Informational and math issues may delay your tax return. By loading W-2s or 1099s into the system and retrieving data from past returns, electronic filing avoids these concerns. 

A skilled tax preparer can also reduce errors and miscalculations. These faults can still hinder the return process and cause unnecessary scrutiny.

3. Self-employed and misreport deductions

According to TurboTax tax expert Lisa Greene-Lewis, self-employed people should declare reasonable business costs. Receiving receipts and paperwork for deductions is crucial, she says. Tax deductions for home offices need usage for trade or company, not a dining table. 

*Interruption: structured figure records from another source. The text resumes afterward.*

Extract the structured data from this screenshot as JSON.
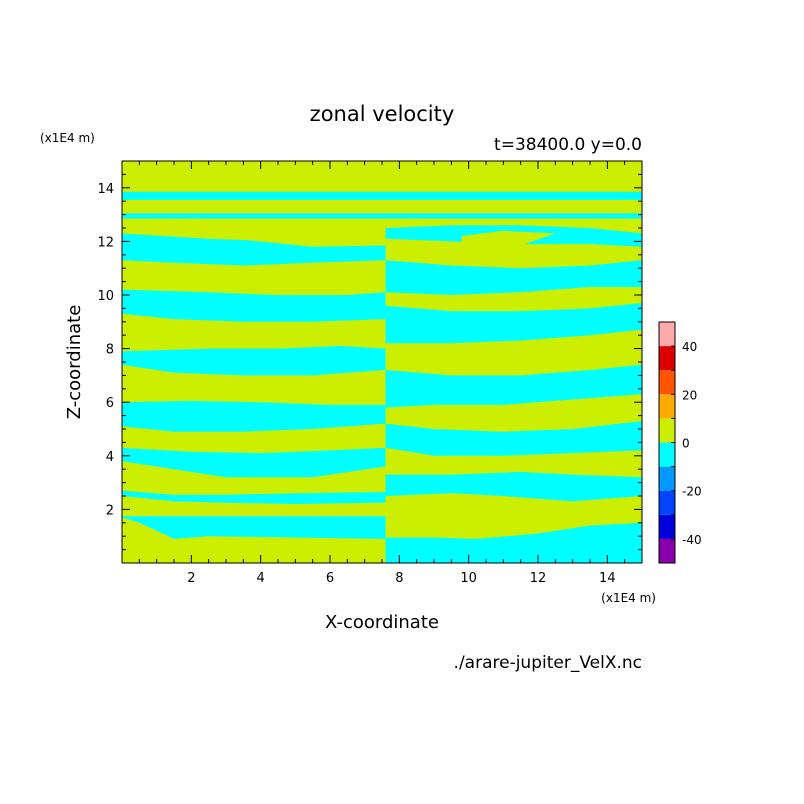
{
  "chart_data": {
    "type": "heatmap",
    "title": "zonal velocity",
    "subtitle": "t=38400.0 y=0.0",
    "xlabel": "X-coordinate",
    "ylabel": "Z-coordinate",
    "x_unit": "(x1E4 m)",
    "y_unit": "(x1E4 m)",
    "source_file": "./arare-jupiter_VelX.nc",
    "xlim": [
      0,
      15
    ],
    "ylim": [
      0,
      15
    ],
    "x_ticks": [
      2,
      4,
      6,
      8,
      10,
      12,
      14
    ],
    "y_ticks": [
      2,
      4,
      6,
      8,
      10,
      12,
      14
    ],
    "colorbar": {
      "levels": [
        -50,
        -40,
        -30,
        -20,
        -10,
        0,
        10,
        20,
        30,
        40,
        50
      ],
      "tick_labels": [
        "40",
        "20",
        "0",
        "-20",
        "-40"
      ],
      "tick_values": [
        40,
        20,
        0,
        -20,
        -40
      ],
      "colors": [
        "#8800aa",
        "#0000dd",
        "#0044ff",
        "#0099ff",
        "#00ffff",
        "#ccee00",
        "#ffaa00",
        "#ff5500",
        "#dd0000",
        "#ffaaaa"
      ]
    },
    "base_color": "#ccee00",
    "negative_color": "#00ffff",
    "negative_regions": [
      [
        [
          0,
          12.85
        ],
        [
          7.6,
          12.85
        ],
        [
          7.6,
          13.05
        ],
        [
          0,
          13.05
        ]
      ],
      [
        [
          7.6,
          12.85
        ],
        [
          15,
          12.85
        ],
        [
          15,
          13.05
        ],
        [
          7.6,
          13.05
        ]
      ],
      [
        [
          0,
          13.55
        ],
        [
          15,
          13.55
        ],
        [
          15,
          13.85
        ],
        [
          0,
          13.85
        ]
      ],
      [
        [
          0,
          1.75
        ],
        [
          7.6,
          1.75
        ],
        [
          7.6,
          0.9
        ],
        [
          5,
          0.95
        ],
        [
          2.5,
          1.0
        ],
        [
          1.5,
          0.9
        ],
        [
          0.5,
          1.5
        ],
        [
          0,
          1.7
        ]
      ],
      [
        [
          7.6,
          0
        ],
        [
          15,
          0
        ],
        [
          15,
          1.5
        ],
        [
          13.5,
          1.4
        ],
        [
          12,
          1.1
        ],
        [
          10.2,
          0.9
        ],
        [
          9,
          0.95
        ],
        [
          7.6,
          0.95
        ]
      ],
      [
        [
          0,
          2.7
        ],
        [
          1.5,
          2.55
        ],
        [
          3,
          2.55
        ],
        [
          5,
          2.6
        ],
        [
          7.6,
          2.65
        ],
        [
          7.6,
          2.25
        ],
        [
          5,
          2.2
        ],
        [
          3,
          2.25
        ],
        [
          1.5,
          2.3
        ],
        [
          0,
          2.5
        ]
      ],
      [
        [
          7.6,
          3.3
        ],
        [
          9.5,
          3.3
        ],
        [
          11.5,
          3.4
        ],
        [
          13,
          3.3
        ],
        [
          15,
          3.2
        ],
        [
          15,
          2.5
        ],
        [
          13,
          2.3
        ],
        [
          11,
          2.5
        ],
        [
          9.5,
          2.6
        ],
        [
          7.6,
          2.5
        ]
      ],
      [
        [
          0,
          4.3
        ],
        [
          2,
          4.15
        ],
        [
          4,
          4.1
        ],
        [
          6,
          4.2
        ],
        [
          7.6,
          4.3
        ],
        [
          7.6,
          3.6
        ],
        [
          5.5,
          3.2
        ],
        [
          3,
          3.2
        ],
        [
          1.5,
          3.5
        ],
        [
          0,
          3.8
        ]
      ],
      [
        [
          7.6,
          5.2
        ],
        [
          9,
          5.0
        ],
        [
          11,
          4.9
        ],
        [
          13,
          5.0
        ],
        [
          15,
          5.3
        ],
        [
          15,
          4.2
        ],
        [
          13,
          4.1
        ],
        [
          11,
          4.0
        ],
        [
          9,
          4.0
        ],
        [
          7.6,
          4.3
        ]
      ],
      [
        [
          0,
          6.0
        ],
        [
          2,
          6.05
        ],
        [
          4,
          6.0
        ],
        [
          6,
          5.9
        ],
        [
          7.6,
          5.9
        ],
        [
          7.6,
          5.2
        ],
        [
          5.5,
          5.0
        ],
        [
          3.5,
          4.9
        ],
        [
          1.5,
          4.9
        ],
        [
          0,
          5.1
        ]
      ],
      [
        [
          7.6,
          7.2
        ],
        [
          9.5,
          7.0
        ],
        [
          11.5,
          7.0
        ],
        [
          13.5,
          7.2
        ],
        [
          15,
          7.4
        ],
        [
          15,
          6.3
        ],
        [
          13,
          6.1
        ],
        [
          11,
          5.9
        ],
        [
          9,
          5.9
        ],
        [
          7.6,
          5.8
        ]
      ],
      [
        [
          0,
          7.9
        ],
        [
          2.5,
          8.0
        ],
        [
          4.5,
          8.0
        ],
        [
          6.3,
          8.1
        ],
        [
          7.6,
          8.0
        ],
        [
          7.6,
          7.2
        ],
        [
          5.5,
          7.0
        ],
        [
          3.5,
          7.0
        ],
        [
          1.5,
          7.1
        ],
        [
          0,
          7.4
        ]
      ],
      [
        [
          7.6,
          9.6
        ],
        [
          9.5,
          9.4
        ],
        [
          11.5,
          9.4
        ],
        [
          13.5,
          9.5
        ],
        [
          15,
          9.7
        ],
        [
          15,
          8.7
        ],
        [
          13.5,
          8.5
        ],
        [
          11.5,
          8.3
        ],
        [
          9.5,
          8.2
        ],
        [
          7.6,
          8.2
        ]
      ],
      [
        [
          0,
          10.2
        ],
        [
          2.5,
          10.1
        ],
        [
          4.5,
          10.0
        ],
        [
          6.5,
          10.0
        ],
        [
          7.6,
          10.1
        ],
        [
          7.6,
          9.1
        ],
        [
          5.5,
          9.0
        ],
        [
          3.5,
          9.0
        ],
        [
          1.5,
          9.1
        ],
        [
          0,
          9.3
        ]
      ],
      [
        [
          7.6,
          11.3
        ],
        [
          9.5,
          11.1
        ],
        [
          11.5,
          11.0
        ],
        [
          13.5,
          11.1
        ],
        [
          15,
          11.3
        ],
        [
          15,
          10.3
        ],
        [
          13.5,
          10.3
        ],
        [
          11.5,
          10.1
        ],
        [
          9.5,
          10.0
        ],
        [
          7.6,
          10.1
        ]
      ],
      [
        [
          0,
          12.3
        ],
        [
          2.5,
          12.1
        ],
        [
          4.5,
          12.0
        ],
        [
          6.5,
          12.0
        ],
        [
          7.6,
          12.1
        ],
        [
          7.6,
          11.3
        ],
        [
          5.5,
          11.2
        ],
        [
          3.5,
          11.1
        ],
        [
          1.5,
          11.2
        ],
        [
          0,
          11.3
        ]
      ],
      [
        [
          7.6,
          12.5
        ],
        [
          9.5,
          12.6
        ],
        [
          11.5,
          12.6
        ],
        [
          13.5,
          12.5
        ],
        [
          15,
          12.3
        ],
        [
          15,
          11.8
        ],
        [
          13.5,
          11.9
        ],
        [
          11.5,
          11.9
        ],
        [
          9.5,
          12.0
        ],
        [
          7.6,
          12.1
        ]
      ]
    ],
    "positive_islands": [
      [
        [
          0,
          8.3
        ],
        [
          0.8,
          8.6
        ],
        [
          1.3,
          8.4
        ],
        [
          0.8,
          8.1
        ],
        [
          0,
          8.15
        ]
      ],
      [
        [
          14.2,
          8.2
        ],
        [
          15,
          8.4
        ],
        [
          15,
          8.0
        ],
        [
          14.6,
          8.0
        ]
      ],
      [
        [
          3.6,
          12.05
        ],
        [
          5.5,
          11.8
        ],
        [
          7.6,
          11.85
        ],
        [
          7.6,
          12.2
        ],
        [
          5.5,
          12.25
        ]
      ],
      [
        [
          5.5,
          10.65
        ],
        [
          6.5,
          10.4
        ],
        [
          7.6,
          10.5
        ],
        [
          7.6,
          10.9
        ],
        [
          6.5,
          10.9
        ]
      ],
      [
        [
          4.5,
          10.8
        ],
        [
          6.0,
          10.95
        ],
        [
          7.6,
          11.0
        ],
        [
          7.6,
          11.25
        ],
        [
          5.5,
          11.2
        ]
      ],
      [
        [
          6.5,
          8.2
        ],
        [
          7.6,
          8.1
        ],
        [
          7.6,
          8.5
        ],
        [
          6.8,
          8.4
        ]
      ],
      [
        [
          9.8,
          11.9
        ],
        [
          11.5,
          11.85
        ],
        [
          12.5,
          12.3
        ],
        [
          11.0,
          12.4
        ],
        [
          9.8,
          12.2
        ]
      ]
    ]
  }
}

Transportation expenditures must be verified, and deducting a personal car as a company expense is questionable. Business dinners are currently 50% deductible, down from 100% in 2021 and 2022. Record the meeting’s purpose, date, and attendee and save receipts to claim deductions.

4. You overstate business costs and losses.

Business income taxpayers should submit a Schedule C form, but this might complicate their return and increase IRS interaction. According to Greene-Lewis, taxpayers should claim all eligible deductions and defend them with facts and supporting proof. Patent attorneys who make substantial travel expenditures are targeted by the IRS algorithm for unusual deductions. 

Small business owners with poor recordkeeping typically make spurious deductions that might be prohibited in an audit. Businesses that take incentives and credits they don’t qualify for may also raise concerns.

5. Your charitable deductions are excessive

The IRS checks returns for abnormalities in gifts including cash donations to recognized groups and item values to discover outsized charitable deductions.

 Software called the Discriminant Information Function system continually checks returns for abnormalities. Charity deductions are limited by the IRS, and exceeding them may result in investigation. Thus, every paperwork is essential to avoid difficulties.

6. Undeclared income

The IRS requires employers to submit W-2s or 1099s for freelancers and contractors earning above $600. 

The IRS compares reported income to the boss’s, noting savings account interest, investments, stock transactions, gaming wins, inheritances, and other income. Failure to record bitcoin capital gains may result in an audit.

Unclaimed income can accumulate in various businesses, including cash waiters and house painters. Government agencies often communicate, raising audit risks. 

Small-business owners often underreport, as most income is reported on Form 1099s. The IRS accepts tips from citizens, and its Whistleblower Program increases incentives to potentially 15%-30% of collected proceeds.